Germany under Hitler took the opposite approach. As documented in a fascinating book called The Nazi War on Cancer, the German government undertook some groundbreaking research on cancer prevention during the 1930s and 1940s. The health of the German people was considered a state resource, as these slogans made clear:

Your body belongs to the nation!

Your body belongs to the Fuhrer!

You have a duty to be healthy!

Food is not a private matter!

The German tradition of social insurance (pioneered under Otto von Bismarck) was only one reason for the country’s emphasis on preventive health. As author Robert N. Proctor writes, another was the fact that “Nazi officials wanted productive, high-performance workers, free of sickness and full of love for their work. Many of (Nazi Germany’s) innovations … must be seen as part of this effort to engineer a high-achieving worker.”

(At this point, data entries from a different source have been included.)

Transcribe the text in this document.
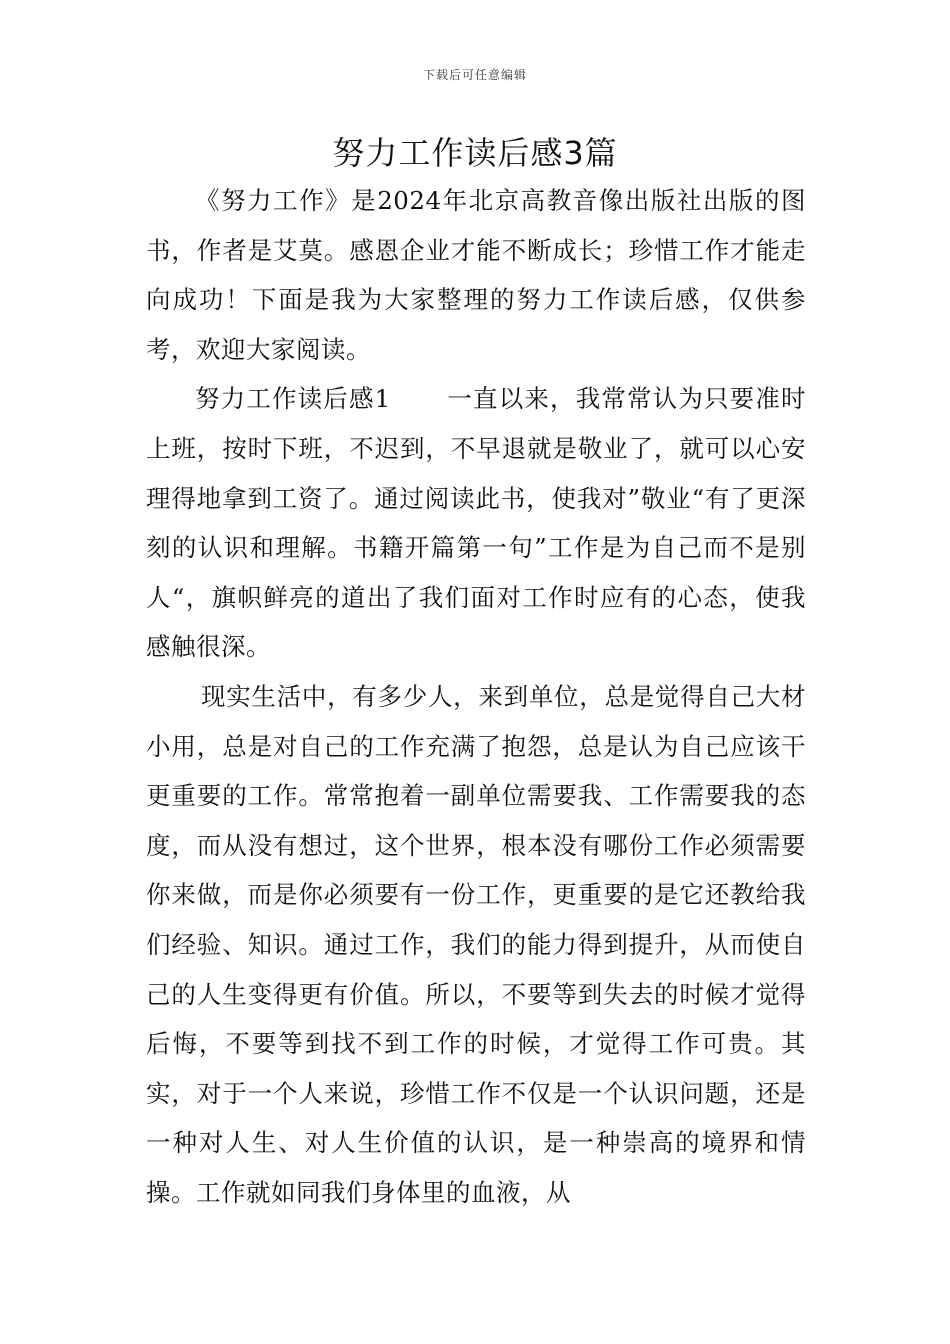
下载后可任意编辑
努力工作读后感3篇

《努力工作》是2024年北京高教音像出版社出版的图书，作者是艾莫。感恩企业才能不断成长；珍惜工作才能走向成功！下面是我为大家整理的努力工作读后感，仅供参考，欢迎大家阅读。

努力工作读后感1 一直以来，我常常认为只要准时上班，按时下班，不迟到，不早退就是敬业了，就可以心安理得地拿到工资了。通过阅读此书，使我对”敬业“有了更深刻的认识和理解。书籍开篇第一句”工作是为自己而不是别人“，旗帜鲜亮的道出了我们面对工作时应有的心态，使我感触很深。

现实生活中，有多少人，来到单位，总是觉得自己大材小用，总是对自己的工作充满了抱怨，总是认为自己应该干更重要的工作。常常抱着一副单位需要我、工作需要我的态度，而从没有想过，这个世界，根本没有哪份工作必须需要你来做，而是你必须要有一份工作，更重要的是它还教给我们经验、知识。通过工作，我们的能力得到提升，从而使自己的人生变得更有价值。所以，不要等到失去的时候才觉得后悔，不要等到找不到工作的时候，才觉得工作可贵。其实，对于一个人来说，珍惜工作不仅是一个认识问题，还是一种对人生、对人生价值的认识，是一种崇高的境界和情操。工作就如同我们身体里的血液，从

Today’s cancer patients are sometimes led through visualization exercises where they are encouraged to think of their cancer cells as an invading army and their white cells as a resisting force. Medical students in Nazi Germany, on the other hand, were often shown illustrations that depicted cancer cells as Jews invading the “body” of the German state. German planners pursued (but never enacted) a comprehensive Cancer Law that would require all cancer cases to be registered with the state, while also including some very forward-thinking protections against exposure to X-rays, radiation, and quack cures for the disease.

Natural foods were a long-standing part of German culture, dating back at least as far as the 19th century, so alternative health practitioners figured into early discussions of the Nazi cancer hygiene program. Naturopaths were, however, eventually disappointed to find that their profession was not supported by the leaders of Germany’s anti-cancer program.There is perhaps no more profound expression of Nazism’s twisted ethical perversion than the fact that it outlawed vivisection as unnecessarily cruel - then threatened to send vivisectionists to the concentration camps.

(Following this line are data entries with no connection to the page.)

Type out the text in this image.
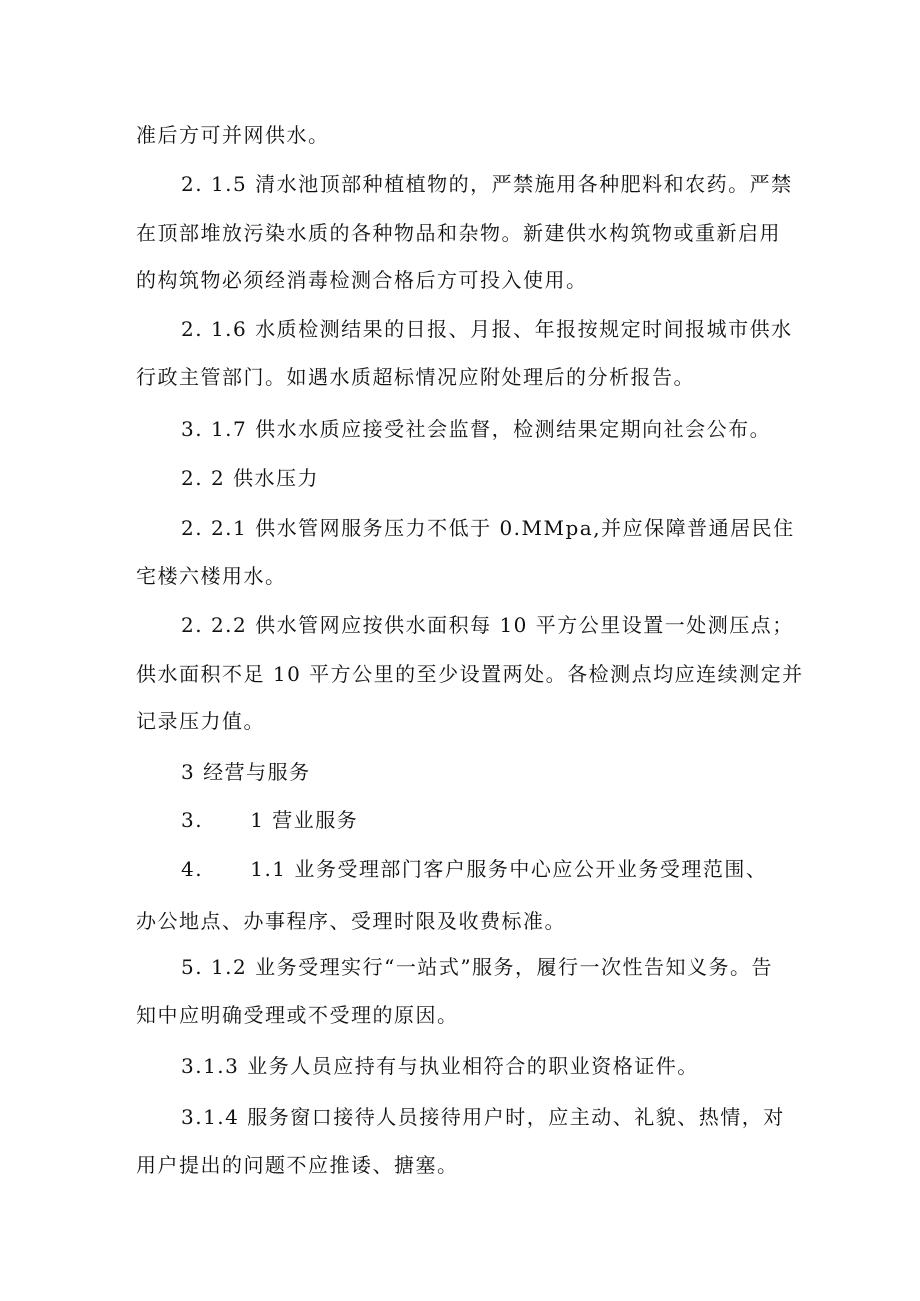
准后方可并网供水。
2. 1.5 清水池顶部种植植物的，严禁施用各种肥料和农药。严禁
在顶部堆放污染水质的各种物品和杂物。新建供水构筑物或重新启用
的构筑物必须经消毒检测合格后方可投入使用。
2. 1.6 水质检测结果的日报、月报、年报按规定时间报城市供水
行政主管部门。如遇水质超标情况应附处理后的分析报告。
3. 1.7 供水水质应接受社会监督，检测结果定期向社会公布。
2. 2 供水压力
2. 2.1 供水管网服务压力不低于 0.MMpa,并应保障普通居民住
宅楼六楼用水。
2. 2.2 供水管网应按供水面积每 10 平方公里设置一处测压点；
供水面积不足 10 平方公里的至少设置两处。各检测点均应连续测定并
记录压力值。
3 经营与服务
3.      1 营业服务
4.      1.1 业务受理部门客户服务中心应公开业务受理范围、
办公地点、办事程序、受理时限及收费标准。
5. 1.2 业务受理实行“一站式”服务，履行一次性告知义务。告
知中应明确受理或不受理的原因。
3.1.3 业务人员应持有与执业相符合的职业资格证件。
3.1.4 服务窗口接待人员接待用户时，应主动、礼貌、热情，对
用户提出的问题不应推诿、搪塞。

Does that mean that aggressive cancer prevention is the hallmark of a totalitarian and exploitative state? Hardly, although conservatives and some corporate interests would like us to think that.

Proctor asks, “Do we look at history differently when we learn that Nazi leaders opposed tobacco … (and) worried about asbestos-induced lung cancer?” I think so.” Yet he also is clear about the need to avoid facile parallels between the Nazis’ cancer efforts and the legitimate public-health activities currently underway:

“Those who point to Nazi environmentalism sometimes extract from this the message that there is a fascist danger inherent in any state-sponsored public or environmental health protection … Tobacco does cause 80-90 percent of all First World lung cancers, and none of this is diminished by the fact that Nazi scientists were the first to prove the point.”

Where does that leave us regarding New York’s ban on trans fats? My friends in the bookstore were adamant: Trans fats should be legal, even if one of them dies someday as a result. But why should everybody else pay the social and medical cost for your bad decisions, I asked? It’s the price of freedom, they replied.

Do I need or want the freedom to die unnecessarily? My mind says no, and if I were an elected official I would probably support the ban on trans fats. My heart? That’s something else altogether. I don’t want anybody telling me what to do.

But then, as my driving record shows, I can’t drive 55 either.